Wadebridge to Padstow along the Camel Estuary
Not all branch lines have faded away, been abandoned or have such a sad story attached to them however, and many such as the Camel Trail cycle path from Bodmin to Padstow are enjoyed by thousands of people each year. Reminders of its past life are more than evident and in many cases semi-preserved. Continuing my investigation, I cycle its full length, keeping an eye out for remnants of its old life.
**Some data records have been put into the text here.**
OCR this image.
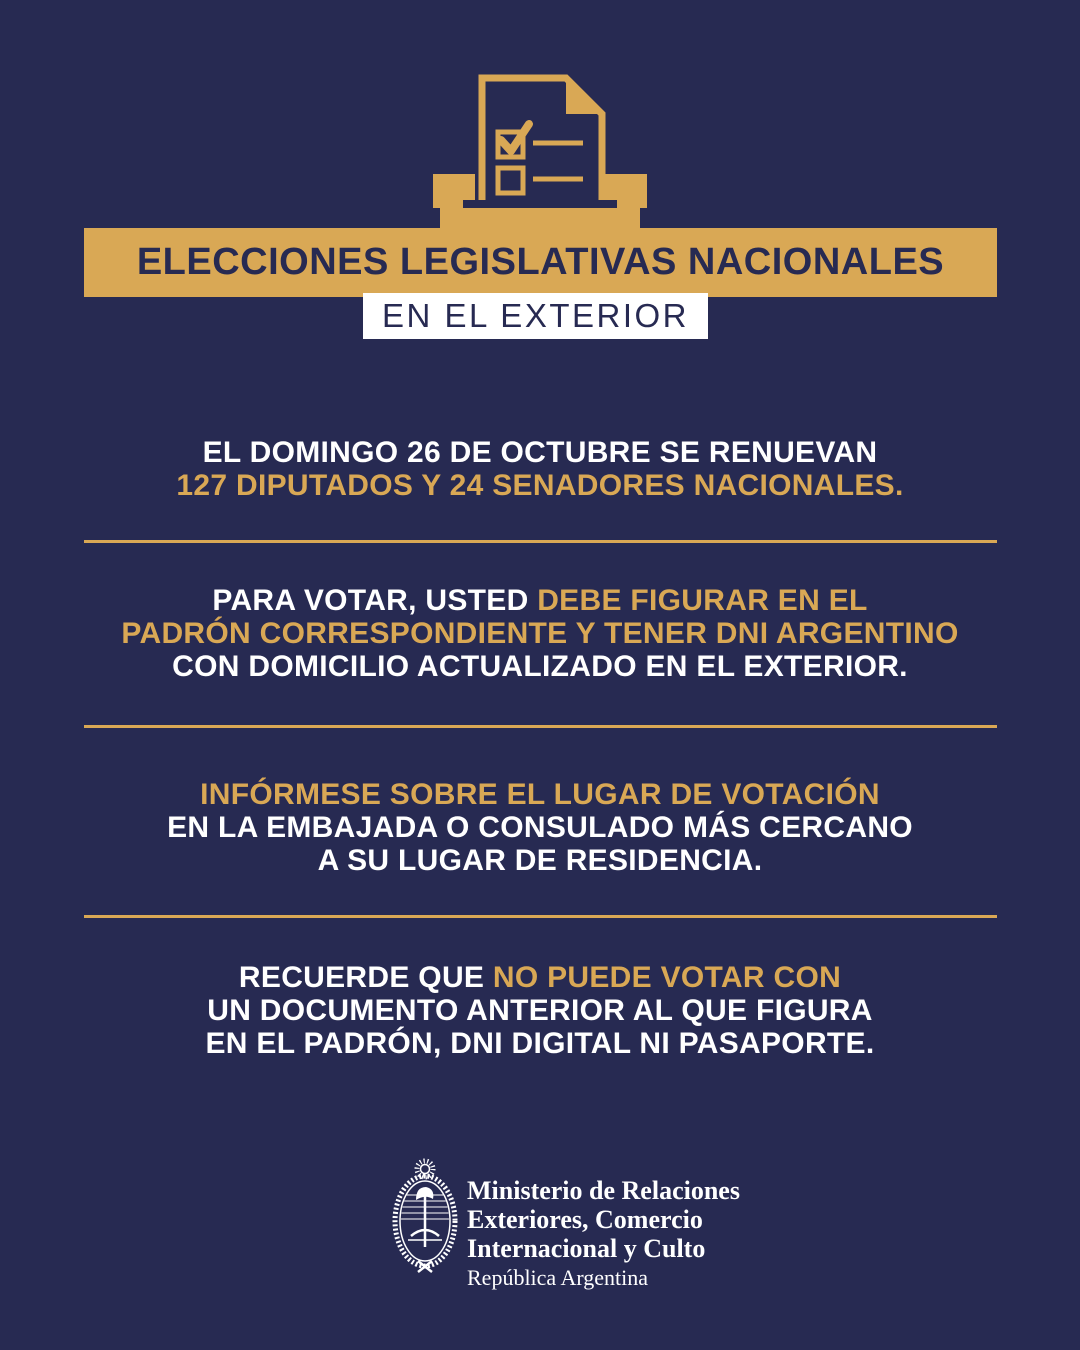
ELECCIONES LEGISLATIVAS NACIONALES
EN EL EXTERIOR
EL DOMINGO 26 DE OCTUBRE SE RENUEVAN
127 DIPUTADOS Y 24 SENADORES NACIONALES.
PARA VOTAR, USTED DEBE FIGURAR EN EL
PADRÓN CORRESPONDIENTE Y TENER DNI ARGENTINO
CON DOMICILIO ACTUALIZADO EN EL EXTERIOR.
INFÓRMESE SOBRE EL LUGAR DE VOTACIÓN
EN LA EMBAJADA O CONSULADO MÁS CERCANO
A SU LUGAR DE RESIDENCIA.
RECUERDE QUE NO PUEDE VOTAR CON
UN DOCUMENTO ANTERIOR AL QUE FIGURA
EN EL PADRÓN, DNI DIGITAL NI PASAPORTE.
Ministerio de Relaciones
Exteriores, Comercio
Internacional y Culto
República Argentina
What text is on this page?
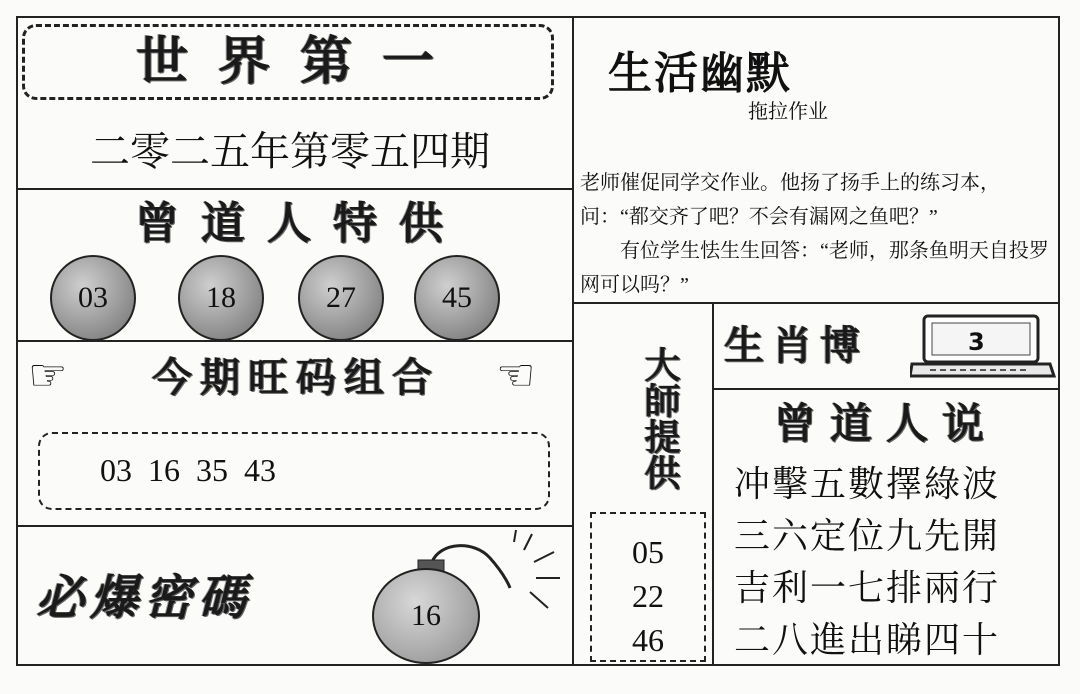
世界第一
二零二五年第零五四期
曾道人特供
03	18	27	45
☞	☜
今期旺码组合
03  16  35  43
必爆密碼	16
生活幽默
拖拉作业

老师催促同学交作业。他扬了扬手上的练习本，问：“都交齐了吧？不会有漏网之鱼吧？”

　　有位学生怯生生回答：“老师，那条鱼明天自投罗网可以吗？”

大師提供
05
22
46
生肖博	3
曾道人说
冲擊五數擇綠波
三六定位九先開
吉利一七排兩行
二八進出睇四十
Not far in, and I come across tracks still embedded into roads and level crossing signs kept intact as if an approaching train could be imminent. Further down the line, there are signal posts, water tanks and control terminals, punctuated by overgrown halt platforms that still stand watch over people enjoying the trail in its current form. It’s an atmospheric and enticing landscape as the route followers the Camel River from its inception, towards the estuary, and eventually into the sea at Padstow. The faces of tourists in the first half of the 20th century cross my mind, many of whom would have taken this train to see the sea for the first time in their lives. It seems only right that it’s still being used by the millions of visitors to Cornwall today.
There is undoubtedly something left of old Cornwall in the journeys I have taken to track down the lost stations of Cornwall. Diminishing industry, and diminishing rural population, meant that much of the promised success of Cornwall’s branch lines failed to materialised. The sense of freedom and adventure around linking isolated areas to the mainline, and the rest of the UK, was gone, and focus was instead transferred to the building of the road network.
Of course, trains today are faster and more efficient, but because of this our experience of the landscape around us has changed. Many rural places, and all the places I have visited to write is article, are unreachable by train. We only have to look at the popularity of tourist lines like the Bodmin and Wenford Steam Railway to see how these areas benefit from increased connectivity, and still hold a draw for people today. Remote railway locations are still incredibly important - we know there are too many cars on the road and some areas where they simply can’t go. In many ways, our need for rail travel to access these areas is arguably as important now as it was then - no matter how slow.